The Frustration of Present Day Prairie Preservation

As a person who cares about tallgrass prairies, it is frustrating as hell to to live in the present. Put me in a time machine and send me back to 1870’s Iowa and I could understand the feelings of pioneers as they worked to plow the virgin prairies to farm the land and support their families. These people did not hate the prairie, and they would probably be more inclined than present day man to feel its loss.

In the present, we have lost our connection to the prairie and nature in general. Most people have never known the prairie, so I can’t blame them if they don’t recognize its value in those situations where they actually encounter the shattered prairie remnants that exist. My frustration is not with these people.

My deepest frustration is with the people and organizations that profess to be environmentalists, yet miss opportunites to really make a difference. Without land ownership, there is no habitat. Without habitat, there is no nature.

Many environmental organizations have decent “hearts”. Many spend all of their resources lobbying Congress or engage in lawsuits to stop the destruction of natural resources. Certainly, these activities have value. But without protected habitat, species never have and never will survive.

For the tallgrass prairie, the opportunity to save the ecosystem was lost nearly a century ago. The only hope for the prairie now is for restoration. Many prairie enthusiasts and those who command resources to buy habitat or land for restoration often see prairie restorations as “second class citizens”. They say that no prairie restoration can truly replace a virgin prairie. Agreed. But if a meticulous prairie restoration restores 100+ plant species on the scale of hundreds or thousands of acres to restore a “functional” prairie ecosystem, shouldn’t this be our goal? The Neal Smith National Wildlife Refuge is an example of something large scale.

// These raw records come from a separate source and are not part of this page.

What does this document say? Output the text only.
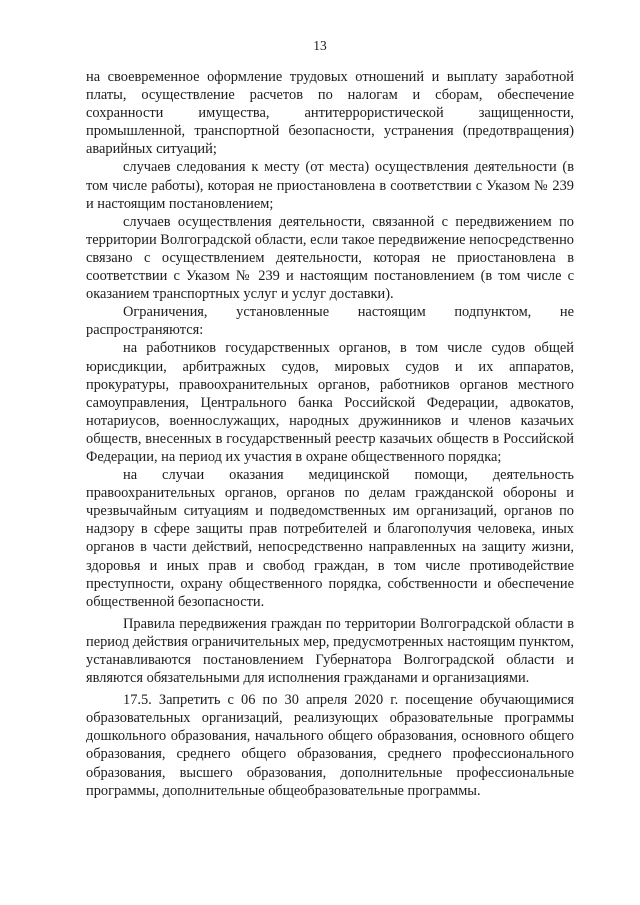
13

на своевременное оформление трудовых отношений и выплату заработной платы, осуществление расчетов по налогам и сборам, обеспечение сохранности имущества, антитеррористической защищенности, промышленной, транспортной безопасности, устранения (предотвращения) аварийных ситуаций;

случаев следования к месту (от места) осуществления деятельности (в том числе работы), которая не приостановлена в соответствии с Указом № 239 и настоящим постановлением;

случаев осуществления деятельности, связанной с передвижением по территории Волгоградской области, если такое передвижение непосредственно связано с осуществлением деятельности, которая не приостановлена в соответствии с Указом № 239 и настоящим постановлением (в том числе с оказанием транспортных услуг и услуг доставки).

Ограничения, установленные настоящим подпунктом, не распространяются:

на работников государственных органов, в том числе судов общей юрисдикции, арбитражных судов, мировых судов и их аппаратов, прокуратуры, правоохранительных органов, работников органов местного самоуправления, Центрального банка Российской Федерации, адвокатов, нотариусов, военнослужащих, народных дружинников и членов казачьих обществ, внесенных в государственный реестр казачьих обществ в Российской Федерации, на период их участия в охране общественного порядка;

на случаи оказания медицинской помощи, деятельность правоохранительных органов, органов по делам гражданской обороны и чрезвычайным ситуациям и подведомственных им организаций, органов по надзору в сфере защиты прав потребителей и благополучия человека, иных органов в части действий, непосредственно направленных на защиту жизни, здоровья и иных прав и свобод граждан, в том числе противодействие преступности, охрану общественного порядка, собственности и обеспечение общественной безопасности.

Правила передвижения граждан по территории Волгоградской области в период действия ограничительных мер, предусмотренных настоящим пунктом, устанавливаются постановлением Губернатора Волгоградской области и являются обязательными для исполнения гражданами и организациями.

17.5. Запретить с 06 по 30 апреля 2020 г. посещение обучающимися образовательных организаций, реализующих образовательные программы дошкольного образования, начального общего образования, основного общего образования, среднего общего образования, среднего профессионального образования, высшего образования, дополнительные профессиональные программы, дополнительные общеобразовательные программы.
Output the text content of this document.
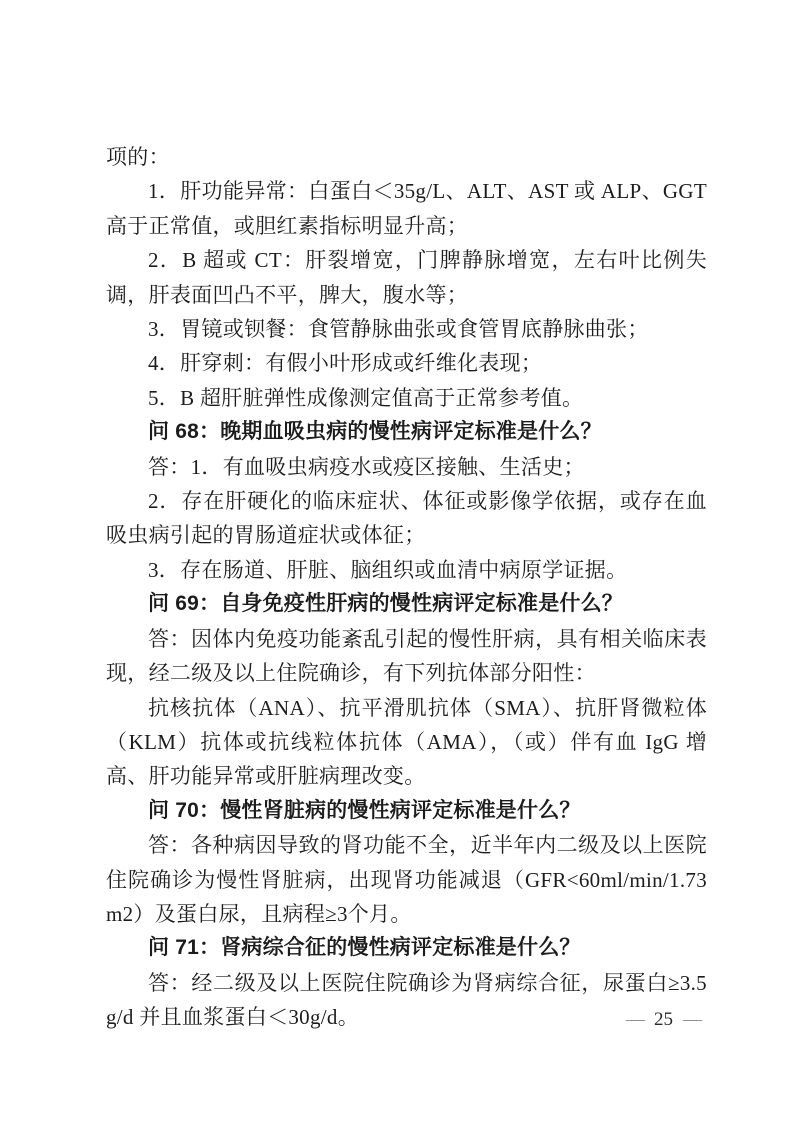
项的：

1．肝功能异常：白蛋白＜35g/L、ALT、AST 或 ALP、GGT 高于正常值，或胆红素指标明显升高；

2．B 超或 CT：肝裂增宽，门脾静脉增宽，左右叶比例失调，肝表面凹凸不平，脾大，腹水等；

3．胃镜或钡餐：食管静脉曲张或食管胃底静脉曲张；

4．肝穿刺：有假小叶形成或纤维化表现；

5．B 超肝脏弹性成像测定值高于正常参考值。

问 68：晚期血吸虫病的慢性病评定标准是什么？

答：1．有血吸虫病疫水或疫区接触、生活史；

2．存在肝硬化的临床症状、体征或影像学依据，或存在血吸虫病引起的胃肠道症状或体征；

3．存在肠道、肝脏、脑组织或血清中病原学证据。

问 69：自身免疫性肝病的慢性病评定标准是什么？

答：因体内免疫功能紊乱引起的慢性肝病，具有相关临床表现，经二级及以上住院确诊，有下列抗体部分阳性：

抗核抗体（ANA）、抗平滑肌抗体（SMA）、抗肝肾微粒体（KLM）抗体或抗线粒体抗体（AMA），（或）伴有血 IgG 增高、肝功能异常或肝脏病理改变。

问 70：慢性肾脏病的慢性病评定标准是什么？

答：各种病因导致的肾功能不全，近半年内二级及以上医院住院确诊为慢性肾脏病，出现肾功能减退（GFR<60ml/min/1.73 m2）及蛋白尿，且病程≥3个月。

问 71：肾病综合征的慢性病评定标准是什么？

答：经二级及以上医院住院确诊为肾病综合征，尿蛋白≥3.5g/d 并且血浆蛋白＜30g/d。	— 25 —
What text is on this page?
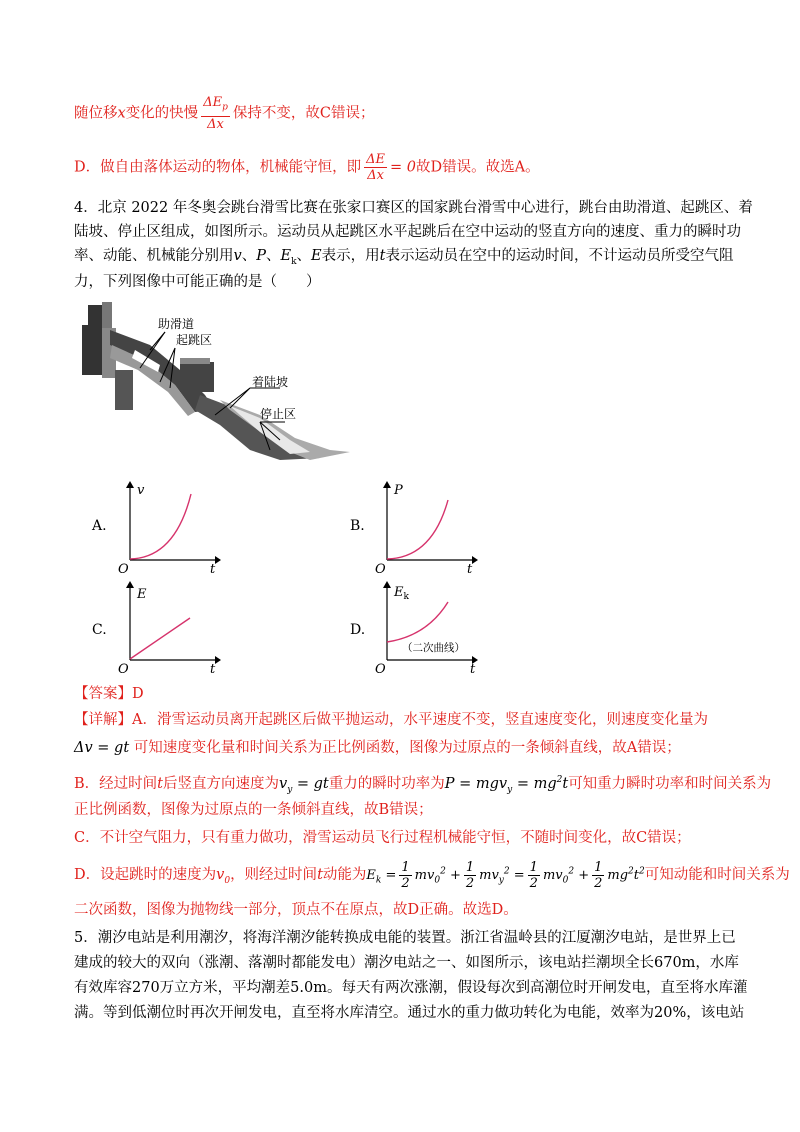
随位移x变化的快慢 $\frac{\Delta E_p}{\Delta x}$ 保持不变，故C错误；
D．做自由落体运动的物体，机械能守恒，即 $\frac{\Delta E}{\Delta x} = 0$故D错误。故选A。
4．北京 2022 年冬奥会跳台滑雪比赛在张家口赛区的国家跳台滑雪中心进行，跳台由助滑道、起跳区、着
陆坡、停止区组成，如图所示。运动员从起跳区水平起跳后在空中运动的竖直方向的速度、重力的瞬时功
率、动能、机械能分别用v、P、$E_k$、E表示，用t表示运动员在空中的运动时间，不计运动员所受空气阻
力，下列图像中可能正确的是（　　）
助滑道
起跳区
着陆坡
停止区
A.
v
O	t
B.
P
O	t
C.
E
O	t
D.
$E_k$
（二次曲线）
O	t
【答案】D
【详解】A．滑雪运动员离开起跳区后做平抛运动，水平速度不变，竖直速度变化，则速度变化量为
Δv = gt 可知速度变化量和时间关系为正比例函数，图像为过原点的一条倾斜直线，故A错误；
B．经过时间t后竖直方向速度为$v_y$ = gt重力的瞬时功率为$P = mgv_y = mg^2t$可知重力瞬时功率和时间关系为
正比例函数，图像为过原点的一条倾斜直线，故B错误；
C．不计空气阻力，只有重力做功，滑雪运动员飞行过程机械能守恒，不随时间变化，故C错误；
D．设起跳时的速度为$v_0$，则经过时间t动能为$E_k = \frac{1}{2} mv_0^2 + \frac{1}{2} mv_y^2 = \frac{1}{2} mv_0^2 + \frac{1}{2} mg^2t^2$可知动能和时间关系为
二次函数，图像为抛物线一部分，顶点不在原点，故D正确。故选D。
5．潮汐电站是利用潮汐，将海洋潮汐能转换成电能的装置。浙江省温岭县的江厦潮汐电站，是世界上已
建成的较大的双向（涨潮、落潮时都能发电）潮汐电站之一、如图所示，该电站拦潮坝全长670m，水库
有效库容270万立方米，平均潮差5.0m。每天有两次涨潮，假设每次到高潮位时开闸发电，直至将水库灌
满。等到低潮位时再次开闸发电，直至将水库清空。通过水的重力做功转化为电能，效率为20%，该电站
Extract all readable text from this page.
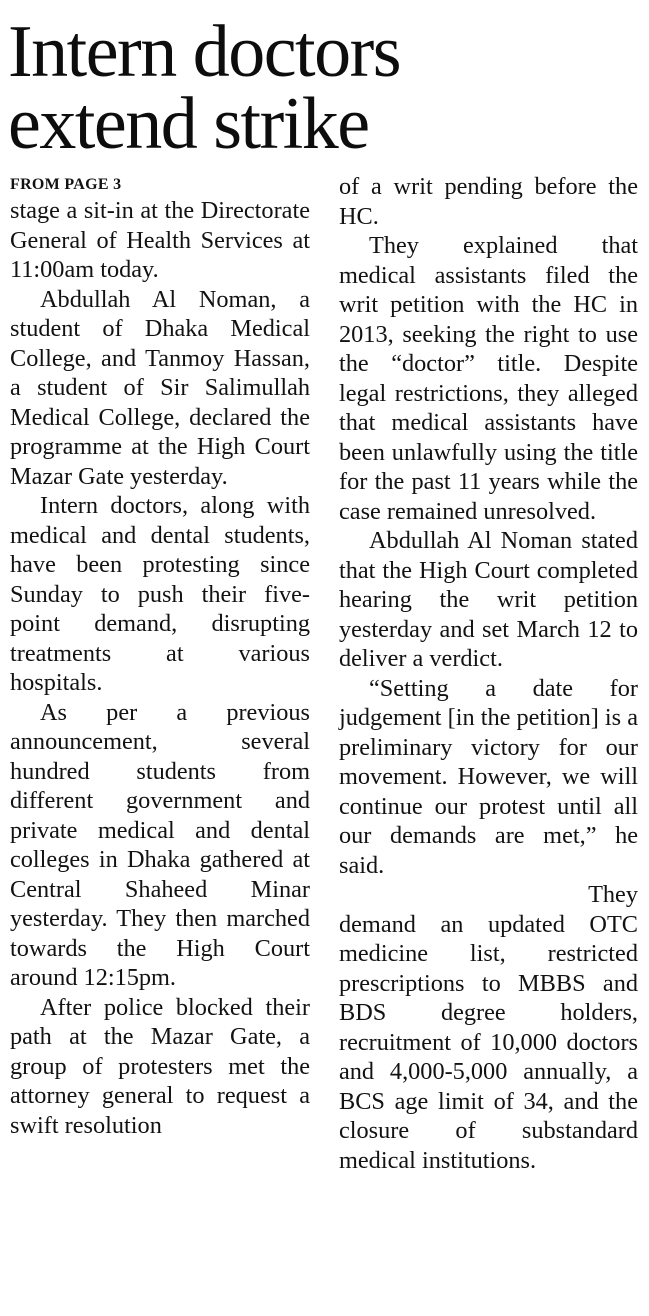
Intern doctors
extend strike
FROM PAGE 3

stage a sit-in at the Directorate General of Health Services at 11:00am today.

Abdullah Al Noman, a student of Dhaka Medical College, and Tanmoy Hassan, a student of Sir Salimullah Medical College, declared the programme at the High Court Mazar Gate yesterday.

Intern doctors, along with medical and dental students, have been protesting since Sunday to push their five-point demand, disrupting treatments at various hospitals.

As per a previous announcement, several hundred students from different government and private medical and dental colleges in Dhaka gathered at Central Shaheed Minar yesterday. They then marched towards the High Court around 12:15pm.

After police blocked their path at the Mazar Gate, a group of protesters met the attorney general to request a swift resolution

of a writ pending before the HC.

They explained that medical assistants filed the writ petition with the HC in 2013, seeking the right to use the “doctor” title. Despite legal restrictions, they alleged that medical assistants have been unlawfully using the title for the past 11 years while the case remained unresolved.

Abdullah Al Noman stated that the High Court completed hearing the writ petition yesterday and set March 12 to deliver a verdict.

“Setting a date for judgement [in the petition] is a preliminary victory for our movement. However, we will continue our protest until all our demands are met,” he said.

They

demand an updated OTC medicine list, restricted prescriptions to MBBS and BDS degree holders, recruitment of 10,000 doctors and 4,000-5,000 annually, a BCS age limit of 34, and the closure of substandard medical institutions.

The best and only sensical model to restore the tallgrass prairie to its rightful role as a functional ecosytem is to buy land, meticulously restore the prairie, then repeat. The frustration is that the will and desire to do this is missing from most environmental organizations.

A Hero of Mine

Outside of the prairie enthusiast world, the name Ada Hayden probably doesn’t register. Ms. Hayden, a native Iowan born in 1884, connected with the prairie on her parents farm near Ames, Iowa. Following her love of botany and prairies she excelled in botany at Iowa State University in the early part of the 1900’s.

You can read more here: Ada Hayden

Prior to her death in 1950, Dr. Hayden championed preservation of the tallgrass prairie, identifying remaining prairie sites in Iowa and recommending their protection. The Hayden Prairie in Iowa, named after Ada, is one of the sites she identified and recommended to be preserved. Many more of these sites, now preserved, owe their very existence to her as well.

It’s hard to imagine what the mindset of the general public and legislators was in Iowa in the waning years of World War II, when a female botanist from Iowa State University pressed for preserving prairie. Were her recommendations taken seriously? What was the public attitude towards preserving prairie? In the present, some 70 years after Ada Hayden’s recommendations, has the public’s attitude towards saving prairie changed? Is there any urgency or desire to, as Ada Hayden did, to scout out and try to save any remaining prairie?

I’ve been to the Hayden Prairie Preserve in Howard County, Iowa several times. It’s a lonely survivor, surrounded by a sea of tamed agricultural land. I’ve stood on this prairie and imagined what this area looked like before this prairie became an isolated island. I imagine too what I would discuss with Ms. Hayden if I could bridge time and happened to meet her as I wandered HER prairie. Would she be pleased with the prairie lands now preserved because of her efforts? She should be.